La Maleta de Maebelle, premiering this week at the VORTEX, is the newest creation from Glass Half Full Theatre. The play, complete with original music and Glass Half Full’s signature puppetry work, is an adaptation of Tricia Tusa’s children’s book Maebelle’s Suitcase.
“It's a really great book,” says Caroline Reck, the co-artistic director of Glass Half Full. “It has these incredible characters and gorgeous imagery and it's really a book about letting go of what holds you back. But it is a picture book. It's, you know, got 20 pages or so. And so what really excited us about making a staged play out of this book was the opportunity to add other layers to it.”
The book features two primary characters: the titular Maebelle and a bird named Binkle. Expanding the story from a picture book to a stage play let the creators play a bit with both characters. “It's basically a story of this wonderful old lady who lives in a treehouse and she loves to design and make hats for the town,” Reck explains, “and she also loves talking to birds and she meets a bird called Binkle. And Binkle is trying to figure out how to migrate, to fly south for the winter. And she teaches Binkle kind of how to let go of all the stuff he's trying to take with him. He's literally trying to bring, you know, his nest, the egg he was born in, his favorite flower… So Maebelle in the book encourages him to let go of these things by lending him her suitcase and ultimately making a big crazy hat out of the suitcase and his items. We were really intrigued in the story by Maybelle [and] how she learned to become the person who teaches Binkle this important lesson of how to let go. So we saw an opportunity there to explore Maebelle’s past history. How did she become this amazing person? Where is she from? And we took that challenge and gave her the layer of being from Colombia and [added] that the bird Binkle is trying to fly south to Colombia for the first time. So they have this connection and that brought us the amazing opportunity of working with several Colombian artists in town both as performers and musicians to bring this story to the stage.”
One of those artists is composer Kiko Villamizar (who was born in Miami to Colombian parents, then raised on a Colombian coffee farm), who wrote original music for the play and also uses Colombian flutes to provide Binkle’s ‘voice.’
“Yeah, we kind of did a reverse with Binkle,” says co-artistic director Gricelda Silva, who performs the Binkle puppet physically. “Binkle, in the book, he speaks – he actually speaks to Maebelle and they have a dialogue, but we love nature as is. And so we wanted to explore that. We wanted to kind of bring Binkle back as more of a bird in [his] way of communicating with Maebelle through chirps and tweets and how a bird would have to communicate with a human if they had to, you know? So we did kind of decided to ask Kiko to use flutes because we thought… what would this bird sound like?”
“And the cool thing about these flutes particularly is that these flutes are these ancestral Colombian flutes that were originally for bird songs,” says Villamizar. “And they're made with a bird feather. Like the tip of the flute is traditionally the plume, like the biggest feather on a duck. And they use the duck feathers for the reeds. And then the sound that it happens to give sounds like squawking, you know? So it was just a perfect way to sound like a bird talking.”

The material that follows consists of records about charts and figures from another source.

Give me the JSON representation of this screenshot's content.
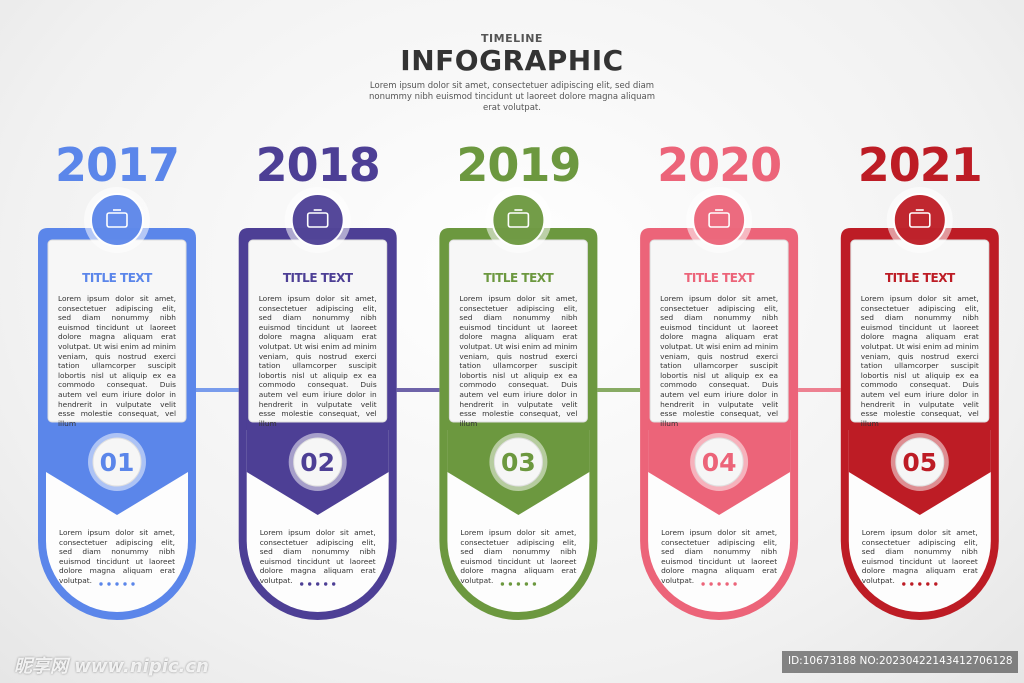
{
  "header": {
    "kicker": "TIMELINE",
    "title": "INFOGRAPHIC",
    "subtitle": "Lorem ipsum dolor sit amet, consectetuer adipiscing elit, sed diam nonummy nibh euismod tincidunt ut laoreet dolore magna aliquam erat volutpat."
  },
  "steps": [
    {
      "year": "2017",
      "title": "TITLE TEXT",
      "number": "01",
      "color": "#5b86ea",
      "body": "Lorem ipsum dolor sit amet, consectetuer adipiscing elit, sed diam nonummy nibh euismod tincidunt ut laoreet dolore magna aliquam erat volutpat. Ut wisi enim ad minim veniam, quis nostrud exerci tation ullamcorper suscipit lobortis nisl ut aliquip ex ea commodo consequat. Duis autem vel eum iriure dolor in hendrerit in vulputate velit esse molestie consequat, vel illum",
      "footer": "Lorem ipsum dolor sit amet, consectetuer adipiscing elit, sed diam nonummy nibh euismod tincidunt ut laoreet dolore magna aliquam erat volutpat."
    },
    {
      "year": "2018",
      "title": "TITLE TEXT",
      "number": "02",
      "color": "#4d3f95",
      "body": "Lorem ipsum dolor sit amet, consectetuer adipiscing elit, sed diam nonummy nibh euismod tincidunt ut laoreet dolore magna aliquam erat volutpat. Ut wisi enim ad minim veniam, quis nostrud exerci tation ullamcorper suscipit lobortis nisl ut aliquip ex ea commodo consequat. Duis autem vel eum iriure dolor in hendrerit in vulputate velit esse molestie consequat, vel illum",
      "footer": "Lorem ipsum dolor sit amet, consectetuer adipiscing elit, sed diam nonummy nibh euismod tincidunt ut laoreet dolore magna aliquam erat volutpat."
    },
    {
      "year": "2019",
      "title": "TITLE TEXT",
      "number": "03",
      "color": "#6c983f",
      "body": "Lorem ipsum dolor sit amet, consectetuer adipiscing elit, sed diam nonummy nibh euismod tincidunt ut laoreet dolore magna aliquam erat volutpat. Ut wisi enim ad minim veniam, quis nostrud exerci tation ullamcorper suscipit lobortis nisl ut aliquip ex ea commodo consequat. Duis autem vel eum iriure dolor in hendrerit in vulputate velit esse molestie consequat, vel illum",
      "footer": "Lorem ipsum dolor sit amet, consectetuer adipiscing elit, sed diam nonummy nibh euismod tincidunt ut laoreet dolore magna aliquam erat volutpat."
    },
    {
      "year": "2020",
      "title": "TITLE TEXT",
      "number": "04",
      "color": "#ec6479",
      "body": "Lorem ipsum dolor sit amet, consectetuer adipiscing elit, sed diam nonummy nibh euismod tincidunt ut laoreet dolore magna aliquam erat volutpat. Ut wisi enim ad minim veniam, quis nostrud exerci tation ullamcorper suscipit lobortis nisl ut aliquip ex ea commodo consequat. Duis autem vel eum iriure dolor in hendrerit in vulputate velit esse molestie consequat, vel illum",
      "footer": "Lorem ipsum dolor sit amet, consectetuer adipiscing elit, sed diam nonummy nibh euismod tincidunt ut laoreet dolore magna aliquam erat volutpat."
    },
    {
      "year": "2021",
      "title": "TITLE TEXT",
      "number": "05",
      "color": "#bd1c25",
      "body": "Lorem ipsum dolor sit amet, consectetuer adipiscing elit, sed diam nonummy nibh euismod tincidunt ut laoreet dolore magna aliquam erat volutpat. Ut wisi enim ad minim veniam, quis nostrud exerci tation ullamcorper suscipit lobortis nisl ut aliquip ex ea commodo consequat. Duis autem vel eum iriure dolor in hendrerit in vulputate velit esse molestie consequat, vel illum",
      "footer": "Lorem ipsum dolor sit amet, consectetuer adipiscing elit, sed diam nonummy nibh euismod tincidunt ut laoreet dolore magna aliquam erat volutpat."
    }
  ],
  "watermark": {
    "site": "昵享网 www.nipic.cn",
    "id": "ID:10673188 NO:20230422143412706128"
  }
}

Actor Stephanie Vasquez Fonseca, who plays Maebelle, says they found it easy to relate to the character. “I myself am an immigrant” Fonseca says, “and I've had to move countries twice in my life. So I definitely relate to the experience of having to choose some things to leave behind or get rid of completely in order to start fresh somewhere else. And growing up, I think definitely items were not as big of a point of connection in our family as the actual memories we made together. So there are things that I wish I still had from my childhood or from my youth that I no longer have. But because of that journey that Maebelle has found herself in as well, I think that lesson of letting go and holding on to what you got – which is memories or people or the feeling that you get from them – is something that feels really close to home.”
“We love to make multigenerational work,” Reck says. “So it can appeal to people at all different stages of their lives because we do puppet shows. It's a great appeal for kids – they love the characters and the silly antics of puppets. But we really like to make work where adults are gonna have a great time too. And there is messaging that's really written for the adults. In this particular case, we have the bird who really represents the child in the story and then a much older woman who's lived her full life and has really learned great lessons from that life that she's lived. So we're interested in providing an opportunity for the adults in the audience to learn from Maebelle and recognize themselves in Maebelle and then for the children in the audience to enjoy the antics of the puppets.”